Un’escursione tra arte, storia e vino a Castel Ritaldi

CASTEL RITALDI – Siamo partiti da una valle incantata, fuori dal tempo, appartata e protetta dalla vicina Montefalco. Abbiamo attraversato un bosco. Ci ha dato il benvenuto un piccolo laghetto alla nostra sinistra e ci ha accolti lo scenario invernale alla nostra destra. Ci siamo riscaldati prima camminando, poi il sole ha contribuito con i suoi caldi raggi accompagnandoci durante la mattinata e per tutti i dieci chilometri percorsi.

 

 

Con la guida escursionistica Massimiliano Cremona siamo riusciti ad ammirare e decifrare la splendida facciata della Pieve di San Gregorio Magno dalla cromia bianca e rosa. Il portale datato 1141 è stato illustrato analiticamente da Cremona che ci ha portati indietro nel tempo spiegandoci le raffigurazioni scolpite e raccontandoci un viaggio fra tralci d’uva, animali reali e immaginari, profeti e figure angeliche e figure mostruose.

L’escursione è proseguita fino alla vicina Castel Ritaldi. Siamo entrati, infatti, nel borgo fortificato in epoca medievale e siamo andati ad osservare un prezioso dipinto del 1509 dall’iconografia molto interessante della Madonna del Soccorso con un flagello nella mano destra che salva un bambino dal diavolo.
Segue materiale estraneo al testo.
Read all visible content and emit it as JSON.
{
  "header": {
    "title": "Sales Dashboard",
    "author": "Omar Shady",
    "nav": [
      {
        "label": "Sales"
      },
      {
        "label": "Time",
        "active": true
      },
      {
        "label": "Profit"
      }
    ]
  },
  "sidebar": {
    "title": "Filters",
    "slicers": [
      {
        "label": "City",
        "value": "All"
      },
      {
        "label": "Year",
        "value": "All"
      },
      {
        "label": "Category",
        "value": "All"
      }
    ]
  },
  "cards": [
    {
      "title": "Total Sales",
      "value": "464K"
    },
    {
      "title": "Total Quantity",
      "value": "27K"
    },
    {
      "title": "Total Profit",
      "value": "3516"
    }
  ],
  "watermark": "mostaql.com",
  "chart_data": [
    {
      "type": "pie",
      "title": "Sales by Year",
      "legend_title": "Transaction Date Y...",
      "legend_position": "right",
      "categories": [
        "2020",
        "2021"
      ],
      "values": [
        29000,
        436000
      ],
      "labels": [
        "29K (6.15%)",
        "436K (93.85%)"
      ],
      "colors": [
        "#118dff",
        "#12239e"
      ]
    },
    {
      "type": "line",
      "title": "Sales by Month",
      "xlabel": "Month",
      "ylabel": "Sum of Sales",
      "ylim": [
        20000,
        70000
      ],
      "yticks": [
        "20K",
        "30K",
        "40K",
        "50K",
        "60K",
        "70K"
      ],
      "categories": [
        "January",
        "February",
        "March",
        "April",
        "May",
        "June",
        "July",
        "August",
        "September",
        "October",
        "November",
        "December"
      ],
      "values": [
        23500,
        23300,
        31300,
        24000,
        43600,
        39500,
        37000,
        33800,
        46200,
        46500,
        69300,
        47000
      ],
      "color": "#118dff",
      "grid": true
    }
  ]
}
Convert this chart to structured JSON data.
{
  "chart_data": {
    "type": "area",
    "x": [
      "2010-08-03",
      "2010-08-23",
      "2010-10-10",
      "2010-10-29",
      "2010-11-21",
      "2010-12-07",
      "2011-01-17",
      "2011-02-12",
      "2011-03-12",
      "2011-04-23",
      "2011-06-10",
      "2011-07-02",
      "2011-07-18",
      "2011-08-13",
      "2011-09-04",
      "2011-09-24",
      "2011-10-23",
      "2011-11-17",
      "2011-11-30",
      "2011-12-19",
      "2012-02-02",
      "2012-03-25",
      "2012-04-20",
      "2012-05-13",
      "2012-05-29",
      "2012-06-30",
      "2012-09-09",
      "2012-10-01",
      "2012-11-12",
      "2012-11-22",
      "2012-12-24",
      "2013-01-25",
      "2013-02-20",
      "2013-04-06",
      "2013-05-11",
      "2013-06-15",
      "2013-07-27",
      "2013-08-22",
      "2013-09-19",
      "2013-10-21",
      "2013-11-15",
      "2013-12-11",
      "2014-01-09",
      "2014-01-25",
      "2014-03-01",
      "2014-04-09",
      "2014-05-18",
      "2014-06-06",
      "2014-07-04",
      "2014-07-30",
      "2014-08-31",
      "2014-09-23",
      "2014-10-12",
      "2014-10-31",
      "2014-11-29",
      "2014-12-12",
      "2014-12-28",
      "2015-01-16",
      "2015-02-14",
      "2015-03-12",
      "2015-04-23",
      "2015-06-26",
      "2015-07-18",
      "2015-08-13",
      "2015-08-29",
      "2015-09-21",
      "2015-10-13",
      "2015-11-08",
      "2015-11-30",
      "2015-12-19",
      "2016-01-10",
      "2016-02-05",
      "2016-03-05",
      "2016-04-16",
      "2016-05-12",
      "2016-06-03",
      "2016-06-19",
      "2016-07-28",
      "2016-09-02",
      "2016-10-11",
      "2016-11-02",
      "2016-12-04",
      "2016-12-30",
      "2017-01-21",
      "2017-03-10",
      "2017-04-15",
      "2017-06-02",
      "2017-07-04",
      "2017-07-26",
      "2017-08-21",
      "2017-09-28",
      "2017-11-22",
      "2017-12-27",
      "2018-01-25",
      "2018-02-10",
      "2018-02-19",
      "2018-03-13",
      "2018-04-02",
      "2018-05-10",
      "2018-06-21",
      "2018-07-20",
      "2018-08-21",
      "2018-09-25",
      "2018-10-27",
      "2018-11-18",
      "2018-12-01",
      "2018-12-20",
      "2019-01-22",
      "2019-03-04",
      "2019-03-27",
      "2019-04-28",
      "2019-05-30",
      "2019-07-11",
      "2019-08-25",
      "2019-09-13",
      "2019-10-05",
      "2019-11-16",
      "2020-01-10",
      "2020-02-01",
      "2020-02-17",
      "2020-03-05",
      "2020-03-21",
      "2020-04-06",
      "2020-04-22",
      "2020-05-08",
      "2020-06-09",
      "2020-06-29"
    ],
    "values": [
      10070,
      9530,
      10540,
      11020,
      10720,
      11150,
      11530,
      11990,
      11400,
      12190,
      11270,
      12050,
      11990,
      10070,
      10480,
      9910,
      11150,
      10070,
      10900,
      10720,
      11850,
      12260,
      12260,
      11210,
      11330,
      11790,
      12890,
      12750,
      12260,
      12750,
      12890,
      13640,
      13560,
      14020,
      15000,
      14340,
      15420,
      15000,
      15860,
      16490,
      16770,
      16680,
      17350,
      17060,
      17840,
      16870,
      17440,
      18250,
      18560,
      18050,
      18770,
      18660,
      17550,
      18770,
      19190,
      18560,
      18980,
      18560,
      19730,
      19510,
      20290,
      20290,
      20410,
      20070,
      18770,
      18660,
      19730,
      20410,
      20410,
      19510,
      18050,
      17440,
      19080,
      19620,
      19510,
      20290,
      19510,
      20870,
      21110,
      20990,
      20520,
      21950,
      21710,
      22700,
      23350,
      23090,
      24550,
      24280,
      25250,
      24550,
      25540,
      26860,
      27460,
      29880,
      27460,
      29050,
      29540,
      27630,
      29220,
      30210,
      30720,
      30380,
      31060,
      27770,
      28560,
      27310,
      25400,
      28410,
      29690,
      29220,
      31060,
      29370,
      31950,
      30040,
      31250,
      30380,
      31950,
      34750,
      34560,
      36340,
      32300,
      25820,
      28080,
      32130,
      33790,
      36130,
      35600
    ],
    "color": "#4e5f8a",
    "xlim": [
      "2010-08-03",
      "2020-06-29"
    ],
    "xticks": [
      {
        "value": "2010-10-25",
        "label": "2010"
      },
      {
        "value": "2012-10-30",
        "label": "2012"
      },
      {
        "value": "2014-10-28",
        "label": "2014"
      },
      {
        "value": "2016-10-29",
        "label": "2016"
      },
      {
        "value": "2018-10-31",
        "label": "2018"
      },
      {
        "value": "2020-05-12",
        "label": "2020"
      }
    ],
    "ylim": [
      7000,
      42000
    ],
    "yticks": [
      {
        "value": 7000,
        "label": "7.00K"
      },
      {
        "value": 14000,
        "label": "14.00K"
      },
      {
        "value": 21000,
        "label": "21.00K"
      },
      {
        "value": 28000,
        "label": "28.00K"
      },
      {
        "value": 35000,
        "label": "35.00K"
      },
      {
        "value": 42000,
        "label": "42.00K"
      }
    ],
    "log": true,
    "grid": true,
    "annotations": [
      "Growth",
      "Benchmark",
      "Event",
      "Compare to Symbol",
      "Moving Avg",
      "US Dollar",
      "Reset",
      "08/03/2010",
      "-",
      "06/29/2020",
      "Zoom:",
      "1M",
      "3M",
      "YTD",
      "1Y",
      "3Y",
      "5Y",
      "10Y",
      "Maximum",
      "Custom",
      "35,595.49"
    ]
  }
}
Le immagini pittoriche, infatti, in un tempo in cui pochi sapevano leggere e scrivere, erano il modo più semplice e diretto per educare; in particolare, con le raffigurazioni della Madre del Soccorso gli Agostiniani si posero l’obiettivo primario di insegnare alla gente comune la forza superiore di Dio sul male, e quindi sul demonio, e l’importanza di confidare in Maria salvatrice (da qui l’immagine della Vergine che soccorre i fedeli, soprattutto gli infanti, contro Satana al fine di sminuire il potere di quest’ultimo sulle coscienze popolari).

 

 

A seguire siamo andati avanti nel percorso con passi distesi e rilassati attraversando il territorio dall’ampio panorama sulla Valle Umbra. I campi arati, bagnati dalla brina, in questo periodo dell’anno, brillano al sole e le piante hanno i colori più tenui, fiabeschi.

L’escursione si è conclusa con la splendida accoglienza da parte dell’azienda agraria “Terre di San Felice” dove abbiamo potuto degustare i vini più variegati dal bianco Trebbiano Spoletino al Montefalco Rosso e Montefalco Sagrantino, bruschette con olio, frittata, torta, formaggi e salumi. L’ultimo vino, una delle eccellenze del territorio, Montefalco Sagrantino Vinum Dei ci ha stupiti per la profondità: profumo di frutti rossi maturi e gusto intenso. Anche le etichette dei vini hanno sprigionato bellezza con le illustrazioni realizzate dalla designer Eliana Gerotto. L’escursione, così, si è trasformata in una festa.